Definition: $T\,:\mathbb{R}^{n}\to\mathbb{R}^{n}$ is called a linear rotation operator if there exist an orthonormal basis $B$ s.t $\begin{pmatrix}cos(\theta) & -sin(\theta)\\ sin(\theta) & cos(\theta)\\ & & 1\\ & & & 1\\ & & & & 1\\ & & & & & & .\\ & & & & & & & .\\ & & & & & & & & .\\ & & & & & & & & 1\\ & & & & & & & & & 1 \end{pmatrix}$.
Definition: $T\,:\mathbb{R}^{n}\to\mathbb{R}^{n}$ is called a linear reflection operator if there exist an orthonormal basis $B$ s.t $\begin{pmatrix}1\\ & 1\\ & & .\\ & & & .\\ & & & & .\\ & & & & & 1\\ & & & & & & -1 \end{pmatrix}$.
The definitions for matrix $P$ are that a matrix is called linear reflection matrix if there is an orthogonal matrix $P$ s.t $P^{-1}AP$ is in one of the above forms, accordingly.
Later on, there is a theorem that says that is $T\,:\mathbb{R}^{n}\to\mathbb{R}^{n}$ is orthogonal then there exist an orthonormal basis $B$ s.t $[T]_{B}=\begin{pmatrix}R_{\theta_{1}}\\ & R_{\theta_{2}}\\ & & .\\ & & & .\\ & & & & .\\ & & & & & R_{\theta_{k}}\\ & & & & & & 1\\ & & & & & & & 1\\ & & & & & & & & .\\ & & & & & & & & & 1\\ & & & & & & & & & & -1\\ & & & & & & & & & & & .\\ & & & & & & & & & & & & .\\ & & & & & & & & & & & & & -1 \end{pmatrix};R_{\theta}:=\begin{pmatrix}cos(\theta) & -sin(\theta)\\ sin(\theta) & cos(\theta) \end{pmatrix}$
My question is: if $T$ is orthogonal then if $A$ is a matrix s.t $Tv=Av$ then $A$ is orthogonal hence $|A|=1$ or $|A|=-1$. in the first case I learned that by $A$ is a linear rotation matrix, in the second case I learned that $A$ is linear reflection operator, so I deduce that there is an orthonormal basis in which $A$ have the form of the two matrix above - i.e rotating around some $2$ dimensional space fixing the other $n-2$ subspace of $\mathbb{R}^{n}$ or rotating around some vector fixing the other $n-1$ subspace of $\mathbb{R}^{n}$.

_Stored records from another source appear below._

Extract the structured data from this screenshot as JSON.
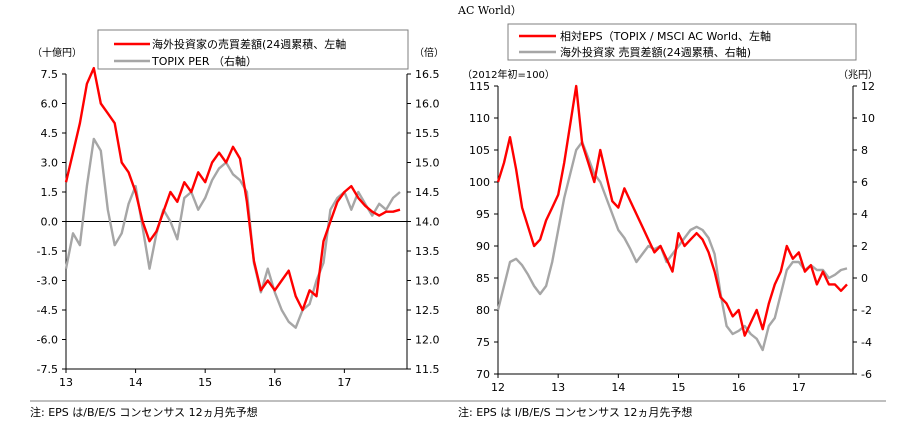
{
  "top_caption": "AC World）",
  "colors": {
    "red": "#ff0000",
    "gray": "#a6a6a6",
    "axis": "#000000",
    "frame": "#7f7f7f"
  },
  "chart_data": [
    {
      "type": "line",
      "left_unit": "（十億円）",
      "right_unit": "（倍）",
      "x_ticks": [
        "13",
        "14",
        "15",
        "16",
        "17"
      ],
      "xlim": [
        2013.0,
        2017.9
      ],
      "ylim_left": [
        -7.5,
        7.5
      ],
      "ylim_right": [
        11.5,
        16.5
      ],
      "y_ticks_left": [
        "7.5",
        "6.0",
        "4.5",
        "3.0",
        "1.5",
        "0.0",
        "-1.5",
        "-3.0",
        "-4.5",
        "-6.0",
        "-7.5"
      ],
      "y_ticks_right": [
        "16.5",
        "16.0",
        "15.5",
        "15.0",
        "14.5",
        "14.0",
        "13.5",
        "13.0",
        "12.5",
        "12.0",
        "11.5"
      ],
      "series": [
        {
          "name": "海外投資家の売買差額(24週累積、左軸",
          "axis": "left",
          "color": "#ff0000",
          "x": [
            2013.0,
            2013.1,
            2013.2,
            2013.3,
            2013.4,
            2013.5,
            2013.6,
            2013.7,
            2013.8,
            2013.9,
            2014.0,
            2014.1,
            2014.2,
            2014.3,
            2014.4,
            2014.5,
            2014.6,
            2014.7,
            2014.8,
            2014.9,
            2015.0,
            2015.1,
            2015.2,
            2015.3,
            2015.4,
            2015.5,
            2015.6,
            2015.7,
            2015.8,
            2015.9,
            2016.0,
            2016.1,
            2016.2,
            2016.3,
            2016.4,
            2016.5,
            2016.6,
            2016.7,
            2016.8,
            2016.9,
            2017.0,
            2017.1,
            2017.2,
            2017.3,
            2017.4,
            2017.5,
            2017.6,
            2017.7,
            2017.8
          ],
          "y": [
            2.0,
            3.5,
            5.0,
            7.0,
            7.8,
            6.0,
            5.5,
            5.0,
            3.0,
            2.5,
            1.5,
            0.0,
            -1.0,
            -0.5,
            0.5,
            1.5,
            1.0,
            2.0,
            1.5,
            2.5,
            2.0,
            3.0,
            3.5,
            3.0,
            3.8,
            3.2,
            1.0,
            -2.0,
            -3.5,
            -3.0,
            -3.5,
            -3.0,
            -2.5,
            -3.8,
            -4.5,
            -3.5,
            -3.8,
            -1.0,
            0.0,
            1.0,
            1.5,
            1.8,
            1.2,
            0.8,
            0.5,
            0.3,
            0.5,
            0.5,
            0.6
          ]
        },
        {
          "name": "TOPIX PER （右軸）",
          "axis": "right",
          "color": "#a6a6a6",
          "x": [
            2013.0,
            2013.1,
            2013.2,
            2013.3,
            2013.4,
            2013.5,
            2013.6,
            2013.7,
            2013.8,
            2013.9,
            2014.0,
            2014.1,
            2014.2,
            2014.3,
            2014.4,
            2014.5,
            2014.6,
            2014.7,
            2014.8,
            2014.9,
            2015.0,
            2015.1,
            2015.2,
            2015.3,
            2015.4,
            2015.5,
            2015.6,
            2015.7,
            2015.8,
            2015.9,
            2016.0,
            2016.1,
            2016.2,
            2016.3,
            2016.4,
            2016.5,
            2016.6,
            2016.7,
            2016.8,
            2016.9,
            2017.0,
            2017.1,
            2017.2,
            2017.3,
            2017.4,
            2017.5,
            2017.6,
            2017.7,
            2017.8
          ],
          "y": [
            13.2,
            13.8,
            13.6,
            14.6,
            15.4,
            15.2,
            14.2,
            13.6,
            13.8,
            14.3,
            14.6,
            13.9,
            13.2,
            13.8,
            14.2,
            14.0,
            13.7,
            14.4,
            14.5,
            14.2,
            14.4,
            14.7,
            14.9,
            15.0,
            14.8,
            14.7,
            14.5,
            13.3,
            12.8,
            13.2,
            12.8,
            12.5,
            12.3,
            12.2,
            12.5,
            12.6,
            13.0,
            13.3,
            14.2,
            14.4,
            14.5,
            14.2,
            14.5,
            14.3,
            14.1,
            14.3,
            14.2,
            14.4,
            14.5
          ]
        }
      ]
    },
    {
      "type": "line",
      "left_unit": "（2012年初=100）",
      "right_unit": "（兆円）",
      "x_ticks": [
        "12",
        "13",
        "14",
        "15",
        "16",
        "17"
      ],
      "xlim": [
        2012.0,
        2017.9
      ],
      "ylim_left": [
        70,
        115
      ],
      "ylim_right": [
        -6,
        12
      ],
      "y_ticks_left": [
        "115",
        "110",
        "105",
        "100",
        "95",
        "90",
        "85",
        "80",
        "75",
        "70"
      ],
      "y_ticks_right": [
        "12",
        "10",
        "8",
        "6",
        "4",
        "2",
        "0",
        "-2",
        "-4",
        "-6"
      ],
      "series": [
        {
          "name": "相対EPS（TOPIX / MSCI AC World、左軸",
          "axis": "left",
          "color": "#ff0000",
          "x": [
            2012.0,
            2012.1,
            2012.2,
            2012.3,
            2012.4,
            2012.5,
            2012.6,
            2012.7,
            2012.8,
            2012.9,
            2013.0,
            2013.1,
            2013.2,
            2013.3,
            2013.4,
            2013.5,
            2013.6,
            2013.7,
            2013.8,
            2013.9,
            2014.0,
            2014.1,
            2014.2,
            2014.3,
            2014.4,
            2014.5,
            2014.6,
            2014.7,
            2014.8,
            2014.9,
            2015.0,
            2015.1,
            2015.2,
            2015.3,
            2015.4,
            2015.5,
            2015.6,
            2015.7,
            2015.8,
            2015.9,
            2016.0,
            2016.1,
            2016.2,
            2016.3,
            2016.4,
            2016.5,
            2016.6,
            2016.7,
            2016.8,
            2016.9,
            2017.0,
            2017.1,
            2017.2,
            2017.3,
            2017.4,
            2017.5,
            2017.6,
            2017.7,
            2017.8
          ],
          "y": [
            100,
            103,
            107,
            102,
            96,
            93,
            90,
            91,
            94,
            96,
            98,
            103,
            109,
            115,
            106,
            103,
            100,
            105,
            101,
            97,
            96,
            99,
            97,
            95,
            93,
            91,
            89,
            90,
            88,
            86,
            92,
            90,
            91,
            92,
            91,
            89,
            86,
            82,
            81,
            79,
            80,
            76,
            78,
            80,
            77,
            81,
            84,
            86,
            90,
            88,
            89,
            86,
            87,
            84,
            86,
            84,
            84,
            83,
            84
          ]
        },
        {
          "name": "海外投資家 売買差額(24週累積、右軸)",
          "axis": "right",
          "color": "#a6a6a6",
          "x": [
            2012.0,
            2012.1,
            2012.2,
            2012.3,
            2012.4,
            2012.5,
            2012.6,
            2012.7,
            2012.8,
            2012.9,
            2013.0,
            2013.1,
            2013.2,
            2013.3,
            2013.4,
            2013.5,
            2013.6,
            2013.7,
            2013.8,
            2013.9,
            2014.0,
            2014.1,
            2014.2,
            2014.3,
            2014.4,
            2014.5,
            2014.6,
            2014.7,
            2014.8,
            2014.9,
            2015.0,
            2015.1,
            2015.2,
            2015.3,
            2015.4,
            2015.5,
            2015.6,
            2015.7,
            2015.8,
            2015.9,
            2016.0,
            2016.1,
            2016.2,
            2016.3,
            2016.4,
            2016.5,
            2016.6,
            2016.7,
            2016.8,
            2016.9,
            2017.0,
            2017.1,
            2017.2,
            2017.3,
            2017.4,
            2017.5,
            2017.6,
            2017.7,
            2017.8
          ],
          "y": [
            -2.0,
            -0.5,
            1.0,
            1.2,
            0.8,
            0.2,
            -0.5,
            -1.0,
            -0.5,
            1.0,
            3.0,
            5.0,
            6.5,
            8.0,
            8.5,
            7.5,
            6.5,
            6.0,
            5.0,
            4.0,
            3.0,
            2.5,
            1.8,
            1.0,
            1.5,
            2.0,
            1.8,
            2.0,
            1.0,
            1.5,
            2.0,
            2.5,
            3.0,
            3.2,
            3.0,
            2.5,
            1.5,
            -1.0,
            -3.0,
            -3.5,
            -3.3,
            -3.0,
            -3.5,
            -3.8,
            -4.5,
            -3.0,
            -2.5,
            -1.0,
            0.5,
            1.0,
            1.0,
            0.5,
            0.8,
            0.5,
            0.5,
            0.0,
            0.2,
            0.5,
            0.6
          ]
        }
      ]
    }
  ],
  "notes": [
    "注: EPS は/B/E/S コンセンサス 12ヵ月先予想",
    "注: EPS は I/B/E/S コンセンサス 12ヵ月先予想"
  ]
}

It seems that the matrix in the theorem is very different than the first two matrix in the question since it has $k$ (that can be $>1$) rotations, and it can reflects around more then $1$ vector...
Can someone please explain whats going on here? I expected the theorem to be the $[T]_{B}$ is one of the first two matrices in the question, instead I have in front of me a strange looking matrix that I can not classify as a rotation or a reflection matrix, so where in my reasoning I am wrong (I determined that $[T]_{B}$ is the first matrix in the question if $A$ above have det $1$ and the second if $A$ have det -1) ?